• Приглашаем посетить наш сайт
    Толстой (tolstoy-lit.ru)
  • Котляревский Н. А.: Вильгельм Карлович Кюхельбекер (старая орфография).
    Глава VIII

    Вступление
    Глава: 1 2 3 4 5 6 7 8 9 10 11

    Глава VIII

    Поэтическое творчество Кюхельбекера въ первый перiодъ его жизни было творчествомъ, въ полномъ смысле слова не оригинальнымъ. Все его оды, песни, баллады и поэмы представляли отзвуки западныхъ литературныхъ теченiй, и притомъ отзвуки довольно слабые. То, что придаетъ этимъ перепевамъ некоторый интересъ, это -- попытка разнообразить иноземный мотивъ внешними аксессуарами мнимой народности, гоняясь за которой, нашъ писатель не брезгалъ даже совсемъ не поэтичными славянскими архаизмами.

    Такихъ архаизмовъ очень много въ раннихъ стихотворенiяхъ Кюхельбекера, преимущественно религiозныхъ, въ этихъ восторженныхъ обращенiяхъ къ Богу {Какъ, напр., "Упованiе на Бога". "Мнемозина" III. 84; въ особенности "Къ Богу". "Мнемозина" I, 51.}, которыя онъ слагалъ въ самый разгаръ своего увлеченiя античной антологiей. Но если въ этихъ стихахъ, въ которыхъ чувствовалось веянiе библейской лирики и преимущественно псалмовъ, такая архаическая речь и была до известной степени допустима, она производила странное впечатленiе въ историческихъ балладахъ, которыя Кюхельбекеръ любилъ слагать по примеру Жуковскаго и 'Катенина. Здесь, какъ, напр., въ балладахъ "Святополкъ Окаянный" {"Мнемозина" I, 53.} и "Рогдаевы Псы" {"Мнемозина" III, 13.} (трогательная исторiя о томъ, какъ обманутаго девицей витязя лижутъ и утешаютъ верные псы) -- все эти фигуры умолчанiя, вопрошенiя и повторенiя, съ невероятнымъ нагроможденiемъ пышныхъ, велелепныхъ словъ, лишали балладу и той скромной красоты, которая иногда заключена въ самомъ содержанiи.

    Для патетическаго и сильнаго, которое онъ очень любилъ въ поэзiи, у Кюхельбекера не хватало ни полета фантазiи, ни внешняго выраженiя. Риторика и вычурность часто пересиливали живое чувство.

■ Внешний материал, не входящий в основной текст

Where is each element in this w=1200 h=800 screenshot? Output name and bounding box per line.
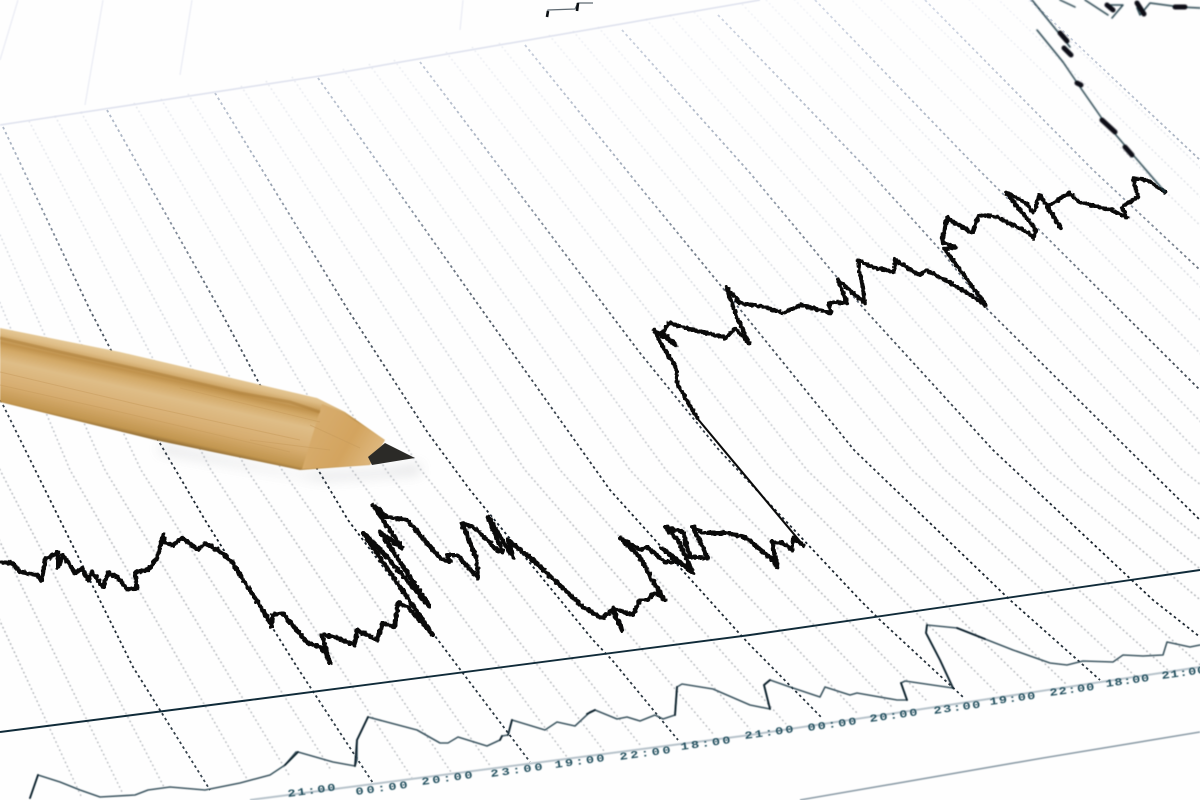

    Это живое поэтическое чувство, котораго было немало въ душе нашего писателя, находило себе более соответствующую форму, иногда даже красивую, когда поэтъ переходилъ отъ возвышенныхъ темъ къ темамъ более простымъ, и когда онъ писалъ въ стиле античной антологической поэзiи или въ стиле сентиментально-романтической песни, столь распространенной въ его время. Кюхельбекеръ, какъ и все наши поэты начала столетiя, любилъ такое смешенiе разнообразныхъ стилей -- античнаго и средневековаго.

    Къ мотивамъ античной антологiи Кюхельбекеръ имелъ большое пристрастiе и онъ пытался реставрировать эти старыя мысли, чувства и настроенiя, главнымъ образомъ, изъ чистой любви къ красоте {Много тонкихъ стилистическихъ замечанiй разсеяно въ его статье: "О греческой антологiи". "Сынъ Отечества" 1820, LXII, 145--151.}. Только въ самый раннiй перiодъ своей деятельности, тотчасъ после выхода изъ Лицея, написалъ онъ драму изъ античной жизни съ резко гражданской тенденцiей. Это была "вольнолюбивая" трагедiя "Аргивяне", которую онъ мечталъ посвятить императору Александру I. Трагедiя была написана пятистопнымъ, но весьма некрасивымъ ямбомъ, въ возвышенно-патетическомъ тоне, который долженъ былъ соответствовать трагической исторiи о вольнолюбивомъ герое, захватившемъ обманно верховную власть въ свои руки и отданномъ на растерзанiе Эриннiямъ.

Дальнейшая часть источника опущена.